From steam to electricity the transition is obvious. Punch notes the adoption of the "Electro-Magnetic Telegraph" by the Great Western Railway in the summer of 1844. In 1845 we read of an electric gun to fire 1,000 balls a minute. The laying of a submarine cable from Dover to Calais is discussed in 1846, but was not realized till five years afterwards, when Punch hailed the completion of the scheme as a new link between the two countries and celebrated it in a cartoon and a sonnet.

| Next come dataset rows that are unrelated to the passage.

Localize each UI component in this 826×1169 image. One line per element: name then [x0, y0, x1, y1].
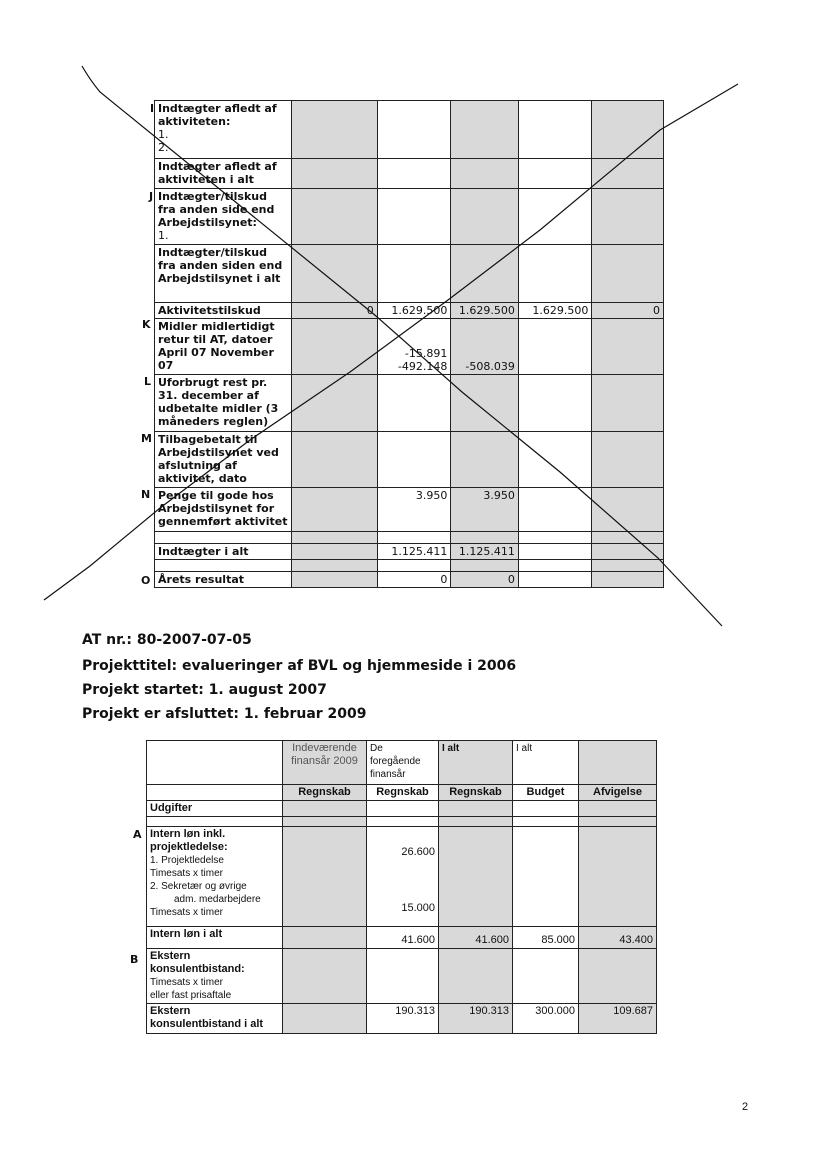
table-cell [377, 375, 451, 432]
table-cell: 41.600 [367, 927, 439, 949]
table-cell [451, 159, 518, 189]
table-row [147, 817, 657, 827]
row-label: Indtægter afledt af aktiviteten i alt [155, 159, 292, 189]
row-label [155, 189, 292, 245]
section-b-title: Ekstern konsulentbistand: [150, 950, 245, 975]
table-cell [592, 488, 664, 532]
table-cell [283, 1004, 367, 1034]
row-letter-j: J [149, 190, 154, 203]
row-label: Aktivitetstilskud [155, 303, 292, 319]
table-row [155, 488, 664, 532]
project-started: Projekt startet: 1. august 2007 [82, 682, 327, 698]
table-cell: 43.400 [579, 927, 657, 949]
table-cell [592, 560, 664, 572]
table-cell: 41.600 [439, 927, 513, 949]
table-row [155, 532, 664, 544]
table-cell [592, 319, 664, 375]
table-row [155, 159, 664, 189]
table-cell [291, 488, 377, 532]
sub-item: 1. [158, 128, 169, 141]
table-cell [439, 949, 513, 1004]
line-item: 1. Projektledelse [150, 855, 224, 866]
table-cell [283, 949, 367, 1004]
table-row [155, 572, 664, 588]
section-b-label [147, 949, 283, 1004]
table-cell [377, 560, 451, 572]
page-number: 2 [742, 1101, 749, 1113]
table-row [155, 189, 664, 245]
table-cell [451, 375, 518, 432]
table-row [147, 801, 657, 817]
table-cell [592, 375, 664, 432]
line-item: adm. medarbejdere [174, 894, 261, 905]
table-cell: 3.950 [451, 488, 518, 532]
table-cell: 85.000 [513, 927, 579, 949]
table-cell: 190.313 [367, 1004, 439, 1034]
table-cell [377, 432, 451, 488]
table-cell: 109.687 [579, 1004, 657, 1034]
value-projektledelse: 26.600 [401, 846, 435, 858]
table-cell [518, 245, 592, 303]
table-cell [439, 827, 513, 927]
table-cell [518, 544, 592, 560]
table-cell [513, 949, 579, 1004]
row-label: Årets resultat [155, 572, 292, 588]
table-cell: 1.629.500 [518, 303, 592, 319]
table-cell [439, 817, 513, 827]
header-regnskab-3: Regnskab [439, 785, 513, 801]
row-letter-n: N [141, 488, 151, 501]
table-cell: 3.950 [377, 488, 451, 532]
row-label [155, 101, 292, 159]
table-row [155, 245, 664, 303]
table-cell [518, 560, 592, 572]
income-table [154, 100, 664, 588]
table-row [147, 1004, 657, 1034]
table-row [155, 560, 664, 572]
row-letter-o: O [141, 574, 151, 587]
table-row [155, 432, 664, 488]
row-letter-l: L [144, 375, 152, 388]
table-cell [291, 189, 377, 245]
table-cell [367, 817, 439, 827]
table-cell [518, 101, 592, 159]
table-cell [367, 949, 439, 1004]
table-cell [592, 189, 664, 245]
table-cell [291, 245, 377, 303]
table-cell [579, 801, 657, 817]
table-cell [147, 741, 283, 785]
table-cell: -15.891 -492.148 [377, 319, 451, 375]
table-cell [579, 827, 657, 927]
table-row [155, 101, 664, 159]
table-cell [518, 319, 592, 375]
row-label: Midler midlertidigt retur til AT, datoer April 07 November 07 [155, 319, 292, 375]
header-current-year: Indeværende finansår 2009 [283, 741, 367, 785]
table-cell [283, 927, 367, 949]
table-cell [513, 817, 579, 827]
table-cell [283, 801, 367, 817]
table-cell [291, 319, 377, 375]
header-budget: Budget [513, 785, 579, 801]
header-regnskab-2: Regnskab [367, 785, 439, 801]
row-label: Indtægter i alt [155, 544, 292, 560]
table-cell [291, 101, 377, 159]
row-letter-i: I [150, 102, 155, 115]
header-regnskab-1: Regnskab [283, 785, 367, 801]
table-cell [518, 375, 592, 432]
row-label: Tilbagebetalt til Arbejdstilsynet ved afslutning af aktivitet, dato [155, 432, 292, 488]
table-cell [579, 741, 657, 785]
table-cell [155, 532, 292, 544]
table-cell [518, 488, 592, 532]
table-cell [367, 801, 439, 817]
row-letter-k: K [142, 318, 151, 331]
line-item: Timesats x timer [150, 977, 223, 988]
table-cell: 190.313 [439, 1004, 513, 1034]
table-cell [291, 544, 377, 560]
table-cell [377, 101, 451, 159]
line-item: eller fast prisaftale [150, 990, 232, 1001]
table-cell: 1.125.411 [377, 544, 451, 560]
table-cell [592, 159, 664, 189]
at-number: AT nr.: 80-2007-07-05 [82, 632, 252, 648]
expense-table [146, 740, 657, 1034]
table-cell [377, 159, 451, 189]
table-cell [451, 532, 518, 544]
table-row [147, 927, 657, 949]
table-cell [377, 189, 451, 245]
table-cell [451, 245, 518, 303]
table-cell [451, 432, 518, 488]
line-item: Timesats x timer [150, 907, 223, 918]
table-cell [377, 245, 451, 303]
table-cell: -508.039 [451, 319, 518, 375]
table-cell [291, 572, 377, 588]
value-sekretaer: 15.000 [401, 902, 435, 914]
line-item: Timesats x timer [150, 868, 223, 879]
table-cell [513, 801, 579, 817]
table-cell: 0 [451, 572, 518, 588]
table-row [147, 741, 657, 785]
table-row [155, 375, 664, 432]
project-ended: Projekt er afsluttet: 1. februar 2009 [82, 706, 367, 722]
table-row [147, 785, 657, 801]
table-cell [518, 432, 592, 488]
section-a-title: Intern løn inkl. projektledelse: [150, 828, 228, 853]
table-cell [291, 560, 377, 572]
table-cell [283, 827, 367, 927]
table-cell [377, 532, 451, 544]
table-cell: 0 [377, 572, 451, 588]
table-cell [518, 159, 592, 189]
table-cell [291, 375, 377, 432]
table-cell [592, 432, 664, 488]
table-cell [592, 532, 664, 544]
table-cell [592, 544, 664, 560]
table-cell: 1.629.500 [451, 303, 518, 319]
table-cell: 0 [291, 303, 377, 319]
table-cell [513, 827, 579, 927]
header-afvigelse: Afvigelse [579, 785, 657, 801]
table-cell: 1.629.500 [377, 303, 451, 319]
table-cell [518, 189, 592, 245]
sub-item: 1. [158, 229, 169, 242]
table-cell [592, 101, 664, 159]
row-letter-b: B [130, 953, 139, 966]
project-title: Projekttitel: evalueringer af BVL og hjemmeside i 2006 [82, 658, 517, 674]
table-cell [291, 159, 377, 189]
table-cell [283, 817, 367, 827]
table-cell [291, 532, 377, 544]
table-row [155, 319, 664, 375]
row-label: Penge til gode hos Arbejdstilsynet for gennemført aktivitet [155, 488, 292, 532]
table-cell [451, 189, 518, 245]
header-previous-years: De foregående finansår [367, 741, 439, 785]
table-cell [367, 827, 439, 927]
header-total-budget: I alt [513, 741, 579, 785]
table-row [155, 544, 664, 560]
table-row [147, 827, 657, 927]
header-total: I alt [439, 741, 513, 785]
table-cell [592, 245, 664, 303]
table-cell [579, 949, 657, 1004]
table-cell: 1.125.411 [451, 544, 518, 560]
table-cell [518, 532, 592, 544]
row-letter-m: M [141, 432, 152, 445]
table-cell [579, 817, 657, 827]
table-cell [451, 101, 518, 159]
table-cell [439, 801, 513, 817]
udgifter-label: Udgifter [147, 801, 283, 817]
row-label-text: Indtægter/tilskud fra anden side end Arbejdstilsynet: [158, 190, 275, 229]
table-cell: 0 [592, 303, 664, 319]
table-cell [592, 572, 664, 588]
sub-item: 2. [158, 141, 169, 154]
row-label: Uforbrugt rest pr. 31. december af udbetalte midler (3 måneders reglen) [155, 375, 292, 432]
table-cell [147, 785, 283, 801]
table-cell [147, 817, 283, 827]
row-label: Indtægter/tilskud fra anden siden end Arbejdstilsynet i alt [155, 245, 292, 303]
table-cell [155, 560, 292, 572]
table-row [155, 303, 664, 319]
table-row [147, 949, 657, 1004]
table-cell [518, 572, 592, 588]
row-letter-a: A [133, 828, 142, 841]
row-label: Ekstern konsulentbistand i alt [147, 1004, 283, 1034]
row-label: Intern løn i alt [147, 927, 283, 949]
table-cell [291, 432, 377, 488]
line-item: 2. Sekretær og øvrige [150, 881, 247, 892]
section-a-label [147, 827, 283, 927]
table-cell [451, 560, 518, 572]
row-label-text: Indtægter afledt af aktiviteten: [158, 102, 277, 128]
table-cell: 300.000 [513, 1004, 579, 1034]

Already the influence of electricity on international relations had been foreshadowed, and in the same year in which Palmerston repudiated responsibility for the welcome of Kossuth in England Punch rudely described his message as "electric lying." The days of "wireless diplomacy" in the old sense of the epithet were passing, to the embarrassment of representatives who were within immediate hail of the central Government. Soon we begin to hear complaints of the new service on the score of delays and excessive charges, and when an earthquake shock was felt "for the first time" in Ireland in the winter of 1852, Punch notes that a writer in the Limerick Chronicle attributed it to the atmospheric influence of the electric telegraph! Electricity as an illuminant elicited an optimistic if somewhat previous eulogy in 1849; and cooking by electricity is foreshadowed in 1857. The laying of the transatlantic cable is welcomed long before it was an accomplished fact, but Punch's compliments had a sting in their tail when he wrote the following lines:—

AMERICAN JOURNALISM IN A NEW LINE

It is much to be hoped that the telegraph wire,

About to be laid down, will not form a lyre,

On which to strike discord 'twixt the old world and new;

Though scarce can we hope all its messages true,

For then t'other side would have nothing to do.

Punch's interest in aeronautics dates from his earliest infancy, though his mixture of prophecy and satire is rather confusing. Designs of aerial steamships abound in his columns; and one of them is not too bad an anticipation of the aeroplane.